I'm reading Computing Correlated Equilibria in Multi-Player Games (C.H. Papadimitriou, T. Roughgarden). Consider the following extracts
While the following extract is from here, it is also described in the paper mentioned above. It describes the constraints a distribution must satisfy to be a Correlated Equilibrium (CE).
I've written the constraints described above in full for the given game of chicken.
$\begin{align} -4 & x_A + x_B \geq 0 \\ 4 & x_C - x_D \geq 0 \\ -4 & x_A + x_C \geq 0 \\ 4 & x_B - x_D \geq 0 \\ & x_A + x_B + x_C + x_D = 1 \\ & x_A, x_B, x_C, x_D \geq 0 \end{align}$
I've named the different outcomes $A, B, C, D$ from left to right and from up to down. So $(stop, stop) = A; (stop, go) = B; (go, stop) = C; (go, go) = D$
I've tried to verify that the given CE are indeed CE for the given game (i.e. they satisfy the constraints).
$(x_A, x_B, x_C, x_D) = (0,1,0,0)$ is indeed a CE because it satisfies the constraints above. $(x_A, x_B, x_C, x_D) = (0,0,1,0)$ is indeed a CE because it satisfies the constraints above. $(x_A, x_B, x_C, x_D) = (0,\frac{1}{2},\frac{1}{2},0)$ is indeed a CE because it satisfies the constraints above. $(x_A, x_B, x_C, x_D) = (\frac{1}{4},\frac{1}{4},\frac{1}{4},\frac{1}{4})$ is not a CE because it doesn't satisfy all constraints above. $(x_A, x_B, x_C, x_D) = (\frac{1}{3},\frac{1}{3},\frac{1}{3},0)$ is not a CE because it doesn't satisfy all constraints above.
As you can see, I fail to verify that the CE given in the paper are indeed CE for the given game of chicken. Moreover, I can find new CE not mentioned, such as $(x_A, x_B, x_C, x_D) = (0,\frac{1}{10},\frac{9}{10},0)$. This last distribution also satisfies the constraints. I'm not sure if this is indeed a CE or not, since the authors do not explicitly state that the given CE are the only CE of the game.
Obviously I'm missing something. I must've misinterpreted the constraints, but I cannot see how.

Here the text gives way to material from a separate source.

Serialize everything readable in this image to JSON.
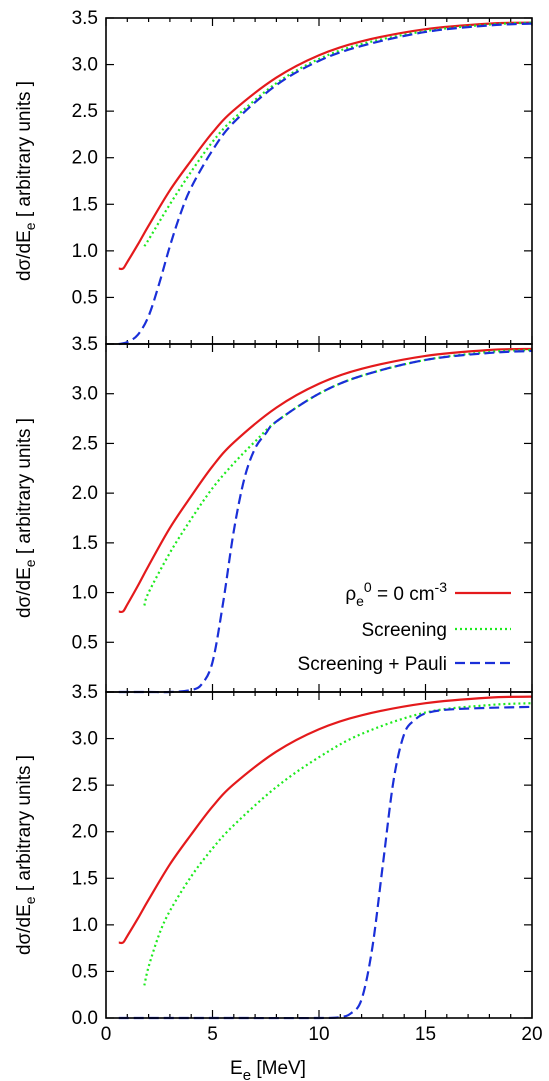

I use your notation and the notation from the paper you cited. Let's write the constraints for Player I (rows): \begin{align}\left(u^1(A)-u^1(C)\right)\cdot x_A+\left(u^1(B)-u^1(D)\right)\cdot x_B\ge 0 \\ \left(u^1(C)-u^1(A)\right)\cdot x_C+\left(u^1(D)-u^1(B)\right)\cdot x_D\ge 0\end{align}
The first corresponds to the recommendation for Player I (rows) to play "stop" and the second to play "go". Substituting his payoffs we obtain
$$\begin{align}-x_A+ x_B\ge 0 \implies x_B\ge x_A\\ x_C-x_D\ge 0 \implies x_C\ge x_D\end{align} \tag{*}$$
Similarly for Player II (columns) the constraints are \begin{align}\left(u^2(A)-u^2(B)\right)\cdot x_A+\left(u^2(C)-u^2(D)\right)\cdot x_C\ge 0 \\ \left(u^2(B)-u^2(A)\right)\cdot x_B+\left(u^2(D)-u^2(C)\right)\cdot x_D\ge 0\end{align}
The first corresponds to the recommendation for Player II (columns) to play "stop" and the second to play "go". Substituting his payoffs we obtain
$$\begin{align}-x_A+ x_C\ge 0 \implies x_C\ge x_A\\ x_B-x_D\ge 0 \implies x_B\ge x_D\end{align} \tag{**}$$ Bringing $(*)$ and $(**)$ together and taking into account that $x_i$ should be a probability distribution we obtain the set of constraints that a correlated has to satisfy: \begin{align}x_C &\ge x_A\\x_B&\ge x_D\\x_B&\ge x_A\\x_C&\ge x_D\\x_A+x_B+x_C+x_D&=1\\x_A,x_B,x_C,x_D&\ge0\end{align}
Now, it is straightforward to verify that all the given distributions are correlated equilibria. Moreover any convex combination of Nash equilibria (or correlated equilibria) is again a correlated equilibria, so the set of correlated equilibria is a convex set. Hence, it is not uncommon that there infinitely many correlated equilibria, as is the case in the game that you are studying. So, no, these (that the authors suggest) are not all equilibria, and yes the one you found is also one. There are many more as well.